What's driving Israel's escalation in south Lebanon?
Analysis: Israel’s attacks on Lebanon are growing more aggressive and indiscriminate, signalling that its rules of engagement with Hezbollah could be changing.
21 February 2024
On the evening of 14 February, an Israeli missile tore through Hussein Ahmad Berjawi’s home, reducing it to rubble and killing Hussein and six of his family members.
Hussein’s three-year-old grandson was pulled from the rubble, the young boy and his father the only survivors among those who had gathered together that evening.
It was the bloodiest civilian death toll from a single strike since the fighting between Hezbollah and Israel erupted on Lebanon’s southern border on 8 October.

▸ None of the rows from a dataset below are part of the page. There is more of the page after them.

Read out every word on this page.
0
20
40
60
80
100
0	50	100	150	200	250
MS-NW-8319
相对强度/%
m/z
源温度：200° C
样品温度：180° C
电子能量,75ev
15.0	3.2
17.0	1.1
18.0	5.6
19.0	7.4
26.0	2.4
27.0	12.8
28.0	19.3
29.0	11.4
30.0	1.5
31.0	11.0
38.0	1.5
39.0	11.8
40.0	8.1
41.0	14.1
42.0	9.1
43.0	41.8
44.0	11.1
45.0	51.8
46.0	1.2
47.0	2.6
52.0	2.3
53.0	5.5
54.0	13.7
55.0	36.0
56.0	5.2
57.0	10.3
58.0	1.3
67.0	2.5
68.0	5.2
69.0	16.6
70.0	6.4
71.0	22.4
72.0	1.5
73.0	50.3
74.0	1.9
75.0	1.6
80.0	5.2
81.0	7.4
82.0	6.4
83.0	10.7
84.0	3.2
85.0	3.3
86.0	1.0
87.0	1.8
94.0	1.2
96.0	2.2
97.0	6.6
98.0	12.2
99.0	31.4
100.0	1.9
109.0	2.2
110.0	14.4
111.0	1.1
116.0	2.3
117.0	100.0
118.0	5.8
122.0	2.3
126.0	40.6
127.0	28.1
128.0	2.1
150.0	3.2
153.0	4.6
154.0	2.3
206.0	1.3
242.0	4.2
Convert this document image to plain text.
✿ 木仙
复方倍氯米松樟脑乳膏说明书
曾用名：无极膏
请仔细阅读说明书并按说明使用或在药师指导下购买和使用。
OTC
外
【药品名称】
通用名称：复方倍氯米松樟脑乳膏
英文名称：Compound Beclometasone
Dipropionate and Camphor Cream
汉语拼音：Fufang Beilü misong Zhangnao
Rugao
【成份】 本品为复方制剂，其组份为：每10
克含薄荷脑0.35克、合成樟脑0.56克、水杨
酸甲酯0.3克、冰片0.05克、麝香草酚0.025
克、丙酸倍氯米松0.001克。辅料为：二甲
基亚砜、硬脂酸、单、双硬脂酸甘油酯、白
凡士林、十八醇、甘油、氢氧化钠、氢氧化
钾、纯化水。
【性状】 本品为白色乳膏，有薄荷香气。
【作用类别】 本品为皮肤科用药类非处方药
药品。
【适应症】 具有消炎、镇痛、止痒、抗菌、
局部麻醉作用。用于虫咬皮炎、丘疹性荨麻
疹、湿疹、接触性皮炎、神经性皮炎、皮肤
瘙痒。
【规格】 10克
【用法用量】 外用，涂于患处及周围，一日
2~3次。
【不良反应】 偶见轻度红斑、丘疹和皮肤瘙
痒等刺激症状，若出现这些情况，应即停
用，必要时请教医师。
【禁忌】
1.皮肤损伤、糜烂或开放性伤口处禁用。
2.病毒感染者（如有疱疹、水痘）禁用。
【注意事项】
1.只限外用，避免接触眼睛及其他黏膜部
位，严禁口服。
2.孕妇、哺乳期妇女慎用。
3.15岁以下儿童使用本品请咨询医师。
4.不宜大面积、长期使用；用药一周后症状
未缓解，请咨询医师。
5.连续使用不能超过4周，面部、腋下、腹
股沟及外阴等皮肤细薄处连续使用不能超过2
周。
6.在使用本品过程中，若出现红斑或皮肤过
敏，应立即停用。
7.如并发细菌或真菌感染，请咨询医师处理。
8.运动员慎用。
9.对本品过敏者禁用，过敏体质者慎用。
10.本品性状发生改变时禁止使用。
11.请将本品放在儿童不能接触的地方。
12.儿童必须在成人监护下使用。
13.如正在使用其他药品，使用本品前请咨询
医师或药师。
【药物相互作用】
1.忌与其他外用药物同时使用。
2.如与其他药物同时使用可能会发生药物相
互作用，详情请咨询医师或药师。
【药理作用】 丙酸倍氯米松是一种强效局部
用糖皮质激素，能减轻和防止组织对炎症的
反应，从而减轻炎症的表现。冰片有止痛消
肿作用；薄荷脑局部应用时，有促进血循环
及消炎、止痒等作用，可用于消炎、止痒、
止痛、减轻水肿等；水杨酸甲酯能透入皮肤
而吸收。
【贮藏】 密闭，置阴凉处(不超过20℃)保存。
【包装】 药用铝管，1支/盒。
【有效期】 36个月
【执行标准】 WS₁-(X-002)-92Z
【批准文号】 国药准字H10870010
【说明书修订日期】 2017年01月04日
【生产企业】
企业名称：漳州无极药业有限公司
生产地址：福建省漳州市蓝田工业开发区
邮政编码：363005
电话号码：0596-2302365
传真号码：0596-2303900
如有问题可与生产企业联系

Hussein and his family members were sitting down for dinner just above three Hezbollah fighters, who were meeting on the ground floor of the apartment building in Lebanon’s southern city of Nabatieh. The three fighters – including Hezbollah’s elite Radwan Force commander Ali al-Debs – were also killed in the Israeli attack.
“The [Nabatieh] attack is definitely an escalation,” said Mohanad Hage Ali, a Beirut-based fellow at the Carnegie Middle East Center. “It crosses the red line geographically speaking – in the heart of one of the capitals of southern Lebanon – and in terms of killing civilians,” Hage Ali told The New Arab.